In oncologia, è stato possibile individuare geni che – a causa di una mutazione della sequenza – hanno un ruolo nel causare tumori: è il caso dei geni che provocano le leucemie o dei geni ereditabili BRCA1/2 che aumentano il rischio di un tumore della mammella e dell’ovaio. Grazie alle ricerche svolte nell’HGP, è stato inoltre possibile sviluppare un metodo di classificazione dei tumori, in base alle caratteristiche genetiche. I tumori del colon, per esempio, possono essere suddivisi in sottotipi con diverse caratteristiche genetiche: analizzandole, è possibile sapere a quale farmaco è più sensibile un sottotipo genetico o anche progettare farmaci efficaci contro i sottotipi di tumori.

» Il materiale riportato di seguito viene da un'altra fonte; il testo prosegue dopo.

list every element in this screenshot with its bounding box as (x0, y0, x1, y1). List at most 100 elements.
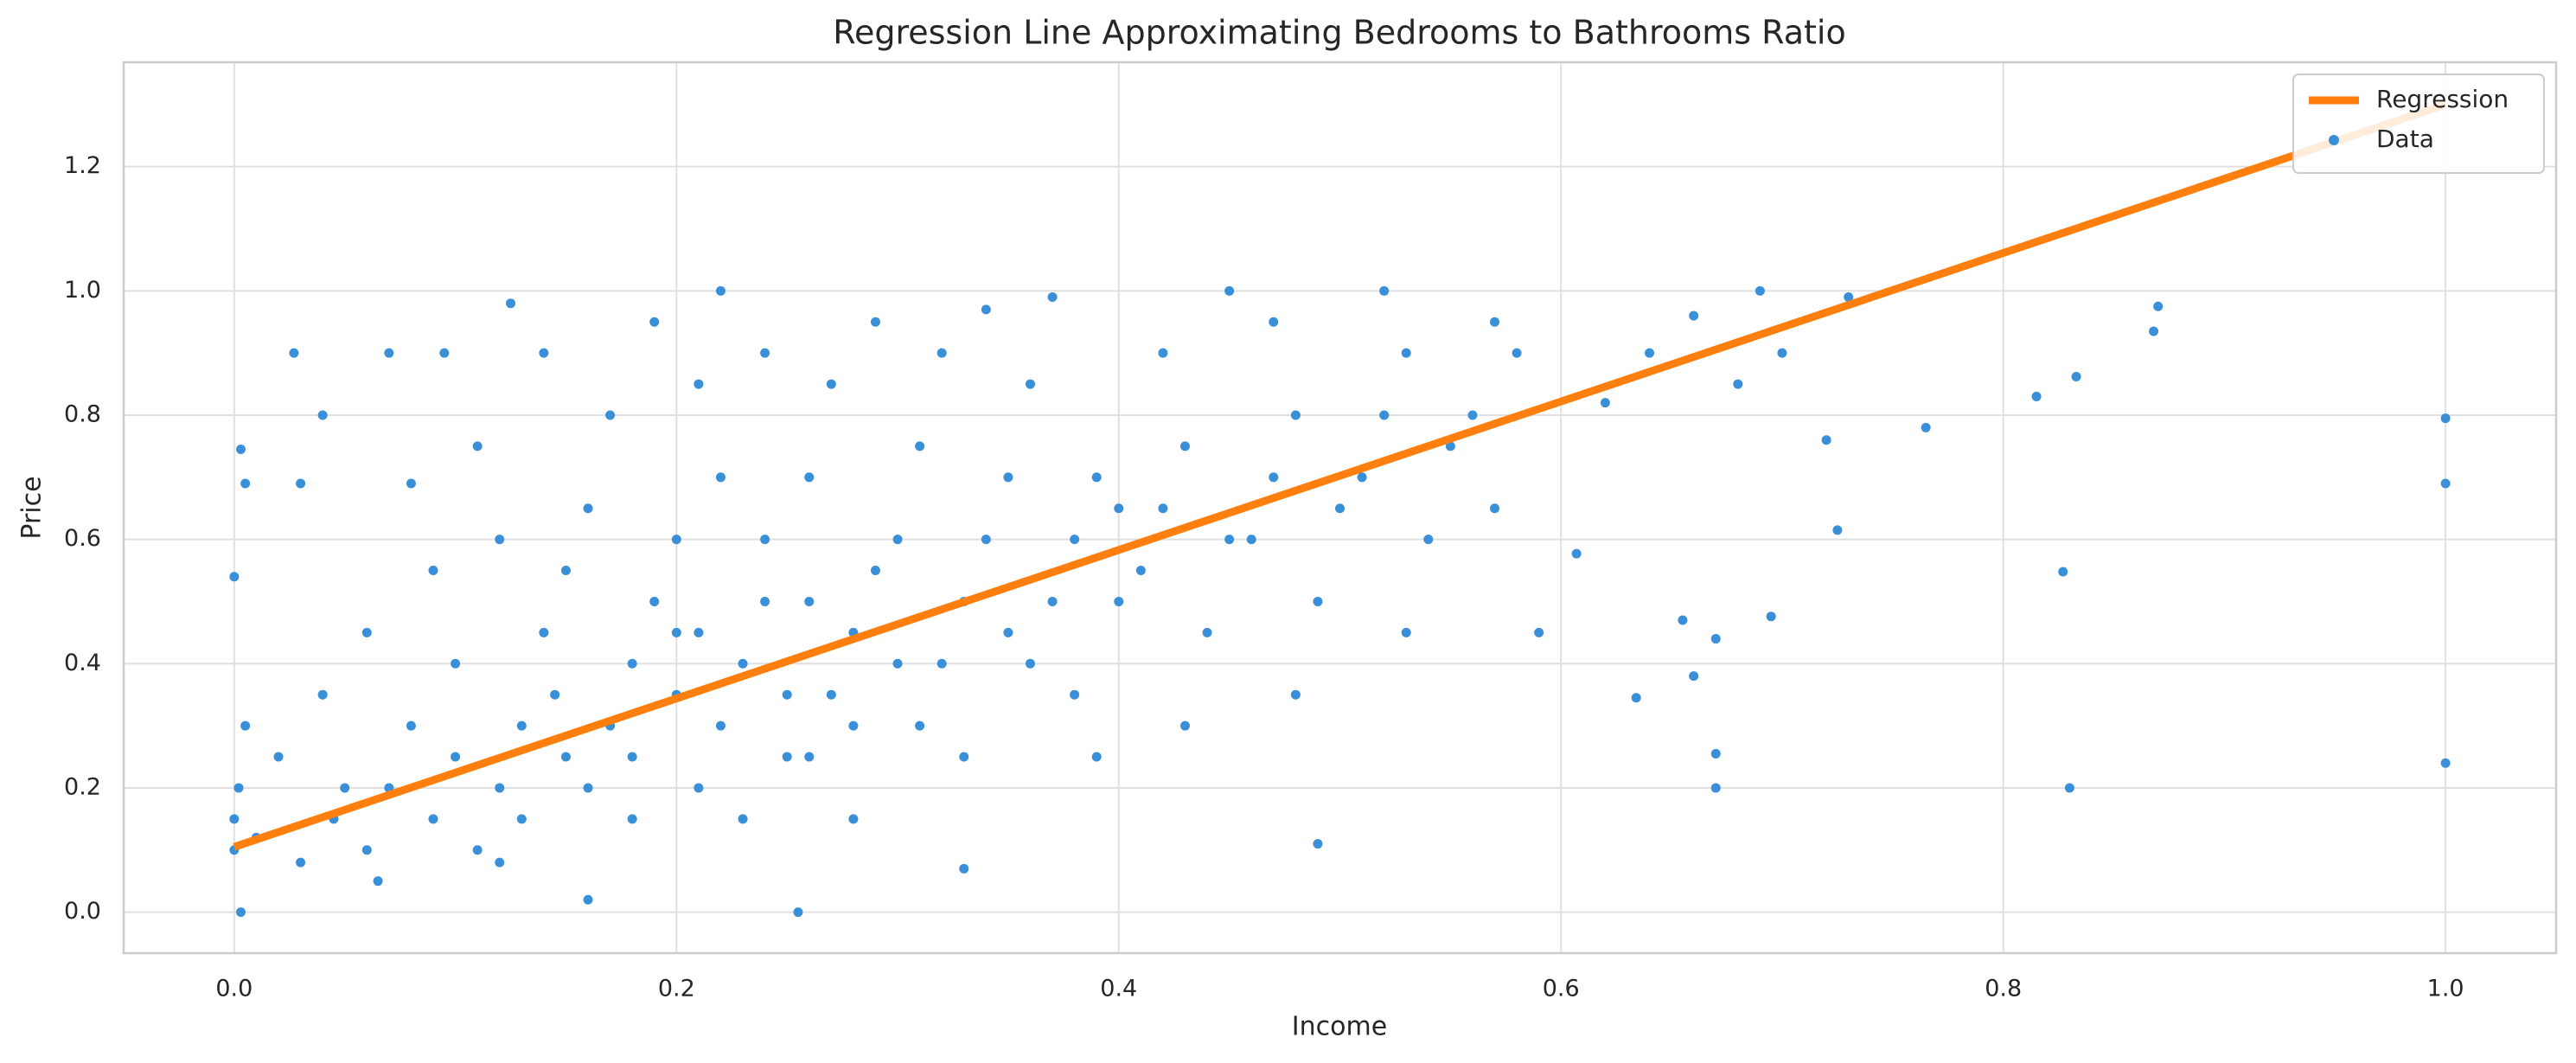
legend-label: Regression (2376, 85, 2509, 113)
data-point (236, 907, 246, 918)
data-point (848, 814, 859, 824)
data-point (627, 658, 637, 669)
data-point (1645, 348, 1655, 358)
data-point (361, 845, 372, 855)
data-point (1070, 535, 1080, 545)
legend-dot (2329, 135, 2339, 145)
data-point (2071, 371, 2081, 381)
data-point (236, 444, 246, 454)
data-point (361, 627, 372, 637)
data-point (1921, 422, 1931, 432)
x-tick-label: 0.8 (1985, 976, 2022, 1002)
data-point (1777, 348, 1787, 358)
data-point (760, 596, 770, 606)
data-point (1689, 311, 1699, 321)
x-tick-label: 0.0 (215, 976, 252, 1002)
data-point (233, 783, 244, 793)
data-point (1269, 317, 1279, 327)
data-point (428, 566, 438, 576)
data-point (495, 857, 505, 868)
data-point (1091, 752, 1102, 762)
data-point (1821, 435, 1831, 445)
data-point (451, 658, 461, 669)
data-point (804, 752, 815, 762)
y-tick-label: 0.6 (64, 525, 101, 552)
data-point (1179, 720, 1190, 731)
data-point (384, 348, 394, 358)
data-point (870, 566, 880, 576)
data-point (1689, 671, 1699, 682)
data-point (1755, 285, 1765, 296)
y-tick-label: 0.0 (64, 898, 101, 925)
data-point (1710, 634, 1721, 644)
data-point (1512, 348, 1522, 358)
data-point (892, 535, 903, 545)
data-point (1571, 548, 1582, 559)
data-point (1423, 535, 1434, 545)
data-point (760, 535, 770, 545)
data-point (2440, 413, 2451, 424)
regression-line (233, 100, 2447, 851)
data-point (715, 720, 725, 731)
data-point (1766, 612, 1776, 622)
data-point (273, 752, 284, 762)
data-point (1135, 566, 1146, 576)
data-point (1224, 535, 1235, 545)
data-point (694, 783, 704, 793)
x-tick-label: 0.4 (1100, 976, 1137, 1002)
x-tick-label: 0.2 (658, 976, 695, 1002)
data-point (1379, 410, 1390, 420)
x-axis-label: Income (1292, 1012, 1387, 1042)
data-point (229, 572, 240, 582)
data-point (495, 783, 505, 793)
data-point (2440, 478, 2451, 489)
data-point (1844, 292, 1854, 303)
data-point (1401, 627, 1411, 637)
data-point (1710, 748, 1721, 759)
data-point (472, 441, 483, 451)
data-point (981, 535, 991, 545)
data-point (1003, 472, 1013, 483)
data-point (1710, 783, 1721, 793)
data-point (671, 535, 681, 545)
data-point (804, 596, 815, 606)
data-point (1832, 525, 1843, 535)
data-point (1313, 596, 1323, 606)
chart-title: Regression Line Approximating Bedrooms t… (833, 14, 1845, 52)
data-point (649, 596, 660, 606)
plot-frame (122, 61, 2558, 955)
data-point (627, 752, 637, 762)
data-point (2064, 783, 2074, 793)
data-point (1631, 693, 1641, 703)
data-point (2153, 301, 2164, 311)
y-tick-label: 0.2 (64, 773, 101, 800)
data-point (782, 689, 792, 700)
data-point (936, 658, 947, 669)
data-point (782, 752, 792, 762)
y-tick-label: 0.8 (64, 400, 101, 427)
data-point (2058, 567, 2068, 577)
data-point (694, 627, 704, 637)
data-point (296, 478, 306, 489)
data-point (1290, 689, 1301, 700)
data-point (428, 814, 438, 824)
x-tick-label: 0.6 (1543, 976, 1580, 1002)
data-point (289, 348, 299, 358)
data-point (516, 720, 527, 731)
data-point (373, 876, 383, 887)
data-point (560, 566, 571, 576)
data-point (1678, 615, 1688, 625)
data-point (1202, 627, 1212, 637)
data-point (1379, 285, 1390, 296)
data-point (1246, 535, 1256, 545)
data-point (2031, 391, 2042, 401)
data-point (495, 535, 505, 545)
data-point (1179, 441, 1190, 451)
data-point (1490, 503, 1500, 514)
data-point (793, 907, 803, 918)
data-point (317, 410, 328, 420)
data-point (583, 503, 593, 514)
data-point (694, 379, 704, 389)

Un’ultima considerazione riguardo l’importanza dell’HGP. Se è stato possibile avere nel giro di pochi mesi vaccini efficaci contro il coronavirus causa del COVID-19, lo si deve proprio alle tecnologie e alle conoscenze sviluppate nel corso dell’HGP: nel giro di poche settimane, infatti, i virologi e i genetisti hanno potuto mappare il genoma del virus (e delle sue varianti), identificando il bersaglio da colpire con i vaccini, la proteina «spike», quella che permette al virus di infettare le cellule.